UN AUSSI LONG COMA
Write by Marc Aurèle
Ce fut la dernière image que je gardai de cet homme, car je
ne pourrai plus jamais parler de lui au présent. Je ne parlerai de Cynthe
CELESTIN désormais qu’au passé. Je devrais désormais dire feu mon père et même
si ce ne fut que trois mois plus tard que je me retrouvais, c’était comme s’il
y avait encore quelques secondes qu’il se trouvait là devant moi. Même s’il m’a
fallu tout un trimestre pour pouvoir parler de lui en ces termes, c’est que je
lui dois d’être.
Le brancard s’en allait, poussé par des infirmiers qui
exécutaient au fur et à mesure les ordres d’un médecin quand je tournai de
l’œil une première fois. Une jeune infirmière s’approcha de moi, m’aida à me
tenir debout et me conduisit vers l’accueil. Le long couloir des urgences
emportait mon père quand je m’évanouis à nouveau. Je voyais le bras gauche de
ce dernier se lever comme en signe d’adieu alors que les infirmiers
l’immobilisaient pour entrer dans la salle des soins intensifs.
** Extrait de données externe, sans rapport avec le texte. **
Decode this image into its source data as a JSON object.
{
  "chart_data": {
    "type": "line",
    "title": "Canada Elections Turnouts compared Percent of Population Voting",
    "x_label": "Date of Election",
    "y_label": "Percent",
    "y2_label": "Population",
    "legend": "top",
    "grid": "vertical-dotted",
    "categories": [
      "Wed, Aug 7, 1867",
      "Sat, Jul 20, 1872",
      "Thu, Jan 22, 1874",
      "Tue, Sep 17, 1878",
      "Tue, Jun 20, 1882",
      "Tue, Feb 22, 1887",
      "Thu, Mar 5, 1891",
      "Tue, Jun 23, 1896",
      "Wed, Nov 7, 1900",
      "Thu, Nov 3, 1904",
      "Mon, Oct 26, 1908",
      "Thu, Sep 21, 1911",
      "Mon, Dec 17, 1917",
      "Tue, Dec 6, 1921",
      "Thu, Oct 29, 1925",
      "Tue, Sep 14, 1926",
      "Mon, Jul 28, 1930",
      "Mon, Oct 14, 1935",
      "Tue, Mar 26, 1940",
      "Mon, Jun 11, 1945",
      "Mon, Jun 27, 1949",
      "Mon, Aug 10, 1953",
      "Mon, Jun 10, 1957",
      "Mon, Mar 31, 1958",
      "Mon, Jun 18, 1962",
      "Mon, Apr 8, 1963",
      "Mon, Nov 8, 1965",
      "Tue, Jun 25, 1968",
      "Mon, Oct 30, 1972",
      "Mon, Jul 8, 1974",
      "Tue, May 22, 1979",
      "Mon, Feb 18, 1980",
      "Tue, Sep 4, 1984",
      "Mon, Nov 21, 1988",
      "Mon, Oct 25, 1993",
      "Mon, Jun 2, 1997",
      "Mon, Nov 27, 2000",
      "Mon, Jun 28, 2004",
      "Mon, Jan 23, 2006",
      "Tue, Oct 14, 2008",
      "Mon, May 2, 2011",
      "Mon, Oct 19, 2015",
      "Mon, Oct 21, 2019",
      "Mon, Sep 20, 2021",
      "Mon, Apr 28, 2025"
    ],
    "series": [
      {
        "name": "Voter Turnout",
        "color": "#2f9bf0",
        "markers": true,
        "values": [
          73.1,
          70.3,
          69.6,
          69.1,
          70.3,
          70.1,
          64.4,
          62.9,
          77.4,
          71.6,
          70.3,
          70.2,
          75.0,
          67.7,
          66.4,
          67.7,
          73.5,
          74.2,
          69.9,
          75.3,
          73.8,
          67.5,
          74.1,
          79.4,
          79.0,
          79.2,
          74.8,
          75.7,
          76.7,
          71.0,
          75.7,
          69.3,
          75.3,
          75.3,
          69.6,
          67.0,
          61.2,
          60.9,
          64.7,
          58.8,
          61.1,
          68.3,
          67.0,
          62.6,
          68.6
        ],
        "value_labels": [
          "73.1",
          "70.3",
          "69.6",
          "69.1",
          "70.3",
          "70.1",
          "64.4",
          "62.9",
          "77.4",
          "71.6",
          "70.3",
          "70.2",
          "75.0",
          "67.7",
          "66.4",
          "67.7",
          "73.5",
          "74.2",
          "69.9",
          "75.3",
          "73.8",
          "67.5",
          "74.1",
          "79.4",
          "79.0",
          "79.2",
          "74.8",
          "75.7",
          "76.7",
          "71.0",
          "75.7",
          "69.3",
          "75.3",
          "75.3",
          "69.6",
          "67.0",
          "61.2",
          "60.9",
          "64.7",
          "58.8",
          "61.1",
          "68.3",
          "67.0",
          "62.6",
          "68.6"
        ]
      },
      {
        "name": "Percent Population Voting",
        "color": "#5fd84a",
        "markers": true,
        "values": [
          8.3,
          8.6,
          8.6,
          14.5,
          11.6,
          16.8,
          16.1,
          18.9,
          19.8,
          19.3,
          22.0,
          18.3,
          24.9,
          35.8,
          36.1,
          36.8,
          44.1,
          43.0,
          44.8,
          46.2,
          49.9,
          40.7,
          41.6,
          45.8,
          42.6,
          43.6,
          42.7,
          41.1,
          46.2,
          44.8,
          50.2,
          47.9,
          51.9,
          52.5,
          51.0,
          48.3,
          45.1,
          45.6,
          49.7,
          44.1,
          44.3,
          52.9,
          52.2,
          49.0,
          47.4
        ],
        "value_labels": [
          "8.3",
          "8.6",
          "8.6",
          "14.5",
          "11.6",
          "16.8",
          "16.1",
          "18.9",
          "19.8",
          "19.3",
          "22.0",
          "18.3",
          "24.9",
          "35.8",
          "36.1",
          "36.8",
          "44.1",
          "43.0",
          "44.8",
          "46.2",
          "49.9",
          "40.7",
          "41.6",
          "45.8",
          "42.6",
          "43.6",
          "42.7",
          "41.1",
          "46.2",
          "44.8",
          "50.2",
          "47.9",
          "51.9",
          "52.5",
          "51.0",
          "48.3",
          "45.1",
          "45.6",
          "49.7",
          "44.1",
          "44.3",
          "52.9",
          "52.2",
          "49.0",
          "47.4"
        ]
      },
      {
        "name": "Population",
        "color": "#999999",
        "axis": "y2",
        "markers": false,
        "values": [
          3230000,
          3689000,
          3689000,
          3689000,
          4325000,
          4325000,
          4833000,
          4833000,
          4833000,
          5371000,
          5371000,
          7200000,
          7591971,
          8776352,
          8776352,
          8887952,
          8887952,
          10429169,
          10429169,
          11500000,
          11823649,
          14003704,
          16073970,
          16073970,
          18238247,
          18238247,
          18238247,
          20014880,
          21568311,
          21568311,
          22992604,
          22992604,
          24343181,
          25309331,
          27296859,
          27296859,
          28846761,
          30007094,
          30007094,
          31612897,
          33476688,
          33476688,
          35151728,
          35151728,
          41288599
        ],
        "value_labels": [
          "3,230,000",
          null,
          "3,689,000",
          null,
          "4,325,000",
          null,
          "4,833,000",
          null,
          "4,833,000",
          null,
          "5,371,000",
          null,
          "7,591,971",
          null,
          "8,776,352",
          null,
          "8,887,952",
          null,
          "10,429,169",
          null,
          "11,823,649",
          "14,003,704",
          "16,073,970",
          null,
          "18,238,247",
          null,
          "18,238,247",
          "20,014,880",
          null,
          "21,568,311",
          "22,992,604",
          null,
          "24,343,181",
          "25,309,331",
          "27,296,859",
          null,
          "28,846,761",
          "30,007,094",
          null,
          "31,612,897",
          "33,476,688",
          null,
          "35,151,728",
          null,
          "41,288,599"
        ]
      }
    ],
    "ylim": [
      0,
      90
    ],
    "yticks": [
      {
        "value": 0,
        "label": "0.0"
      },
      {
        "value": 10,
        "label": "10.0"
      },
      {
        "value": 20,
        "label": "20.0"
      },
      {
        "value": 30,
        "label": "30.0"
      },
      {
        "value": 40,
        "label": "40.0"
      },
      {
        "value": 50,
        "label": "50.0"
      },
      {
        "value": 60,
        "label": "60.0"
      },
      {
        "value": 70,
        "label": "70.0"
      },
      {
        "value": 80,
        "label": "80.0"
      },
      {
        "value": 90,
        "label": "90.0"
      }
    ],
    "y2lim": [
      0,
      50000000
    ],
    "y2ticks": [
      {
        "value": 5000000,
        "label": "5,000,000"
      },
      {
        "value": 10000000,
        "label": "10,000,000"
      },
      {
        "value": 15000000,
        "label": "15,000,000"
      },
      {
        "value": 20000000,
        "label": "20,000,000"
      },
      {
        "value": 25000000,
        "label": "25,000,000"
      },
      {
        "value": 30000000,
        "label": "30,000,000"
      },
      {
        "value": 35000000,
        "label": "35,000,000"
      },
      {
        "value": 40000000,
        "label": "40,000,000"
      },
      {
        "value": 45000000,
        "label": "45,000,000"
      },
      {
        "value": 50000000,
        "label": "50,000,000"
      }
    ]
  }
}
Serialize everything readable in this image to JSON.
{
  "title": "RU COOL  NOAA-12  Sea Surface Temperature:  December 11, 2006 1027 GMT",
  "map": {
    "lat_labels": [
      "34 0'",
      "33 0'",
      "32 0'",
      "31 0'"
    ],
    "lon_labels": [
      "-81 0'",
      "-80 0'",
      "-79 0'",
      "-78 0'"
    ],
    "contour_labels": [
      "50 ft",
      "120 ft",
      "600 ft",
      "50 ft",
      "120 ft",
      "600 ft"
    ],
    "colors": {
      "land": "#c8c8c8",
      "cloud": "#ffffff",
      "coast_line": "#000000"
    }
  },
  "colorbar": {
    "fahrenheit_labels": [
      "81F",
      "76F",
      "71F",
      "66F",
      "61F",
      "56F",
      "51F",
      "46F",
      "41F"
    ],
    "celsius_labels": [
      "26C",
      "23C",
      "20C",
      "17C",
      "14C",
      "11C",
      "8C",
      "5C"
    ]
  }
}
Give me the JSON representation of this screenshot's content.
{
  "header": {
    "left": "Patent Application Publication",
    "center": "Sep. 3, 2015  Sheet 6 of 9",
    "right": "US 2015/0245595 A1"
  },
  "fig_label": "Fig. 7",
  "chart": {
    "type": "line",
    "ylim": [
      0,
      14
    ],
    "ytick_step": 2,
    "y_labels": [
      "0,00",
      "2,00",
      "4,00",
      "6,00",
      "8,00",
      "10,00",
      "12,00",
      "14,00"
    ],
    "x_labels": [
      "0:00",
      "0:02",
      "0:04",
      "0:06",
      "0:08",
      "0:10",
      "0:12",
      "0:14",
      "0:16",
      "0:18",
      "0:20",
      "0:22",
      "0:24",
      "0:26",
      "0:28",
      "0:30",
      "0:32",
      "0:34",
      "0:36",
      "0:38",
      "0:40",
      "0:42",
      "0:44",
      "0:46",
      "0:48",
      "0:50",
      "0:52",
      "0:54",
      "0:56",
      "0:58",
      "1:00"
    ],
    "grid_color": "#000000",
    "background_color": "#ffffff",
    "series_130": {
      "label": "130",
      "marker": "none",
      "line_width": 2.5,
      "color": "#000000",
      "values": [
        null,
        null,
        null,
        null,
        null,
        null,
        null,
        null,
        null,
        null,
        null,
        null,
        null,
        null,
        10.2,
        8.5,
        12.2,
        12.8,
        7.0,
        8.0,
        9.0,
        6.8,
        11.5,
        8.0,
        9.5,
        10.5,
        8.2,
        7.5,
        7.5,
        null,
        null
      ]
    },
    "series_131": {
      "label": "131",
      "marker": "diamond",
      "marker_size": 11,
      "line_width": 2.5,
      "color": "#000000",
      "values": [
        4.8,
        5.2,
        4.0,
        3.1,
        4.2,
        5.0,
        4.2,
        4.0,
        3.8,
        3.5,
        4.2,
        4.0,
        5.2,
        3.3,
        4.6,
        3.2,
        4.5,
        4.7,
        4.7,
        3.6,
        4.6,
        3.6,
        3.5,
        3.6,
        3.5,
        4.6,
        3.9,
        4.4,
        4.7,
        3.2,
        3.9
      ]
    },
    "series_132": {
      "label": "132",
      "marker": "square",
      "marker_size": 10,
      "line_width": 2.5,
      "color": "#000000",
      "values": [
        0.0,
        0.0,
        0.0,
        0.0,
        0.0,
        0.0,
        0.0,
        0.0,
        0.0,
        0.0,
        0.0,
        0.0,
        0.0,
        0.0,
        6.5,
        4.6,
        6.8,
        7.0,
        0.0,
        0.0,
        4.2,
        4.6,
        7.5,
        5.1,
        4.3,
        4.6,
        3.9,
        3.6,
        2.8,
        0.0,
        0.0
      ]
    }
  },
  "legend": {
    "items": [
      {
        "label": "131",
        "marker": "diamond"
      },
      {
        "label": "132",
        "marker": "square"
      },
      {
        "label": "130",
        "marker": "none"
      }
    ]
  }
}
J’avais une fracture au tibia gauche et mon péroné droit
quant à lui s’était déboîté. Je ne m’étais plus relevé tout le temps que je fus
pris en charge par les services compétents. Une vingtaine de jours s’était
écoulée. Pendant près d’un mois, je fus dans le coma, inconscient de tout ce
qui se passait autour de moi. Un tube me permettait de m’alimenter. Une minerve
et des attelles tenaient immobiles mes différents membres. Mon frêle corps
passait d’un soin à un autre pendant que mon esprit, mon vrai moi se battait
pour que s’accomplissent les desseins de mon créateur. Des soins intensifs, aux
examens radiographiques, à la scanographie en passant par la dialyse. Je n’en
savais pas grand-chose, mais j’en eus pour tous les services de l’hôpital de
zone qui finalement, m’évacua sur la capitale économique du Bénin, Cotonou.
Les premiers jours du mois d’Avril me virent à l’Hôpital des
armées, CAMP GUEZO de Cotonou. La grâce de Dieu, la rigueur militaire et la
dextérité des disciples d’Hypocrate de ce haut lieu de la santé me permirent de
me relever très vite.
Avez-vous jamais assisté un parent malade et hospitalisé plusieurs jours durant ? En avez-vous eu qui ait été en prison et isolé de tout le monde, pour ne serait-ce qu’une journée ? Vous est-il jamais arrivé de traverser le temps, inconscient et sans aucune idée de ce qui se passait autour de vous ? Et de réaliser avoir existé sans réellement savoir comment ? Si vous répondez par l’affirmative, vous pourriez me comprendre. Sinon, je viens de vivre des vacances existentielles de quarante-cinq jours, au cours desquelles j’eus à subir deux interventions chirurgicales toutes réussies.
Trois bons mois s’étaient écoulés entre cette fameuse matinée tragique et ma première expression cohérente. J’étais assis dans un coin de ma chambre d’hospitalisation. La baie vitrée, malgré le rideau de toile fine, laissait entrevoir un jardin bien entretenu. Je pouvais apercevoir, les patients du service de la kinésithérapie faire leurs exercices quotidiens. Mon système cérébral venait de reprendre vie et mon inconscience de plusieurs milliers de secondes venait de laisser place à une certaine prise de conscience de qui je suis.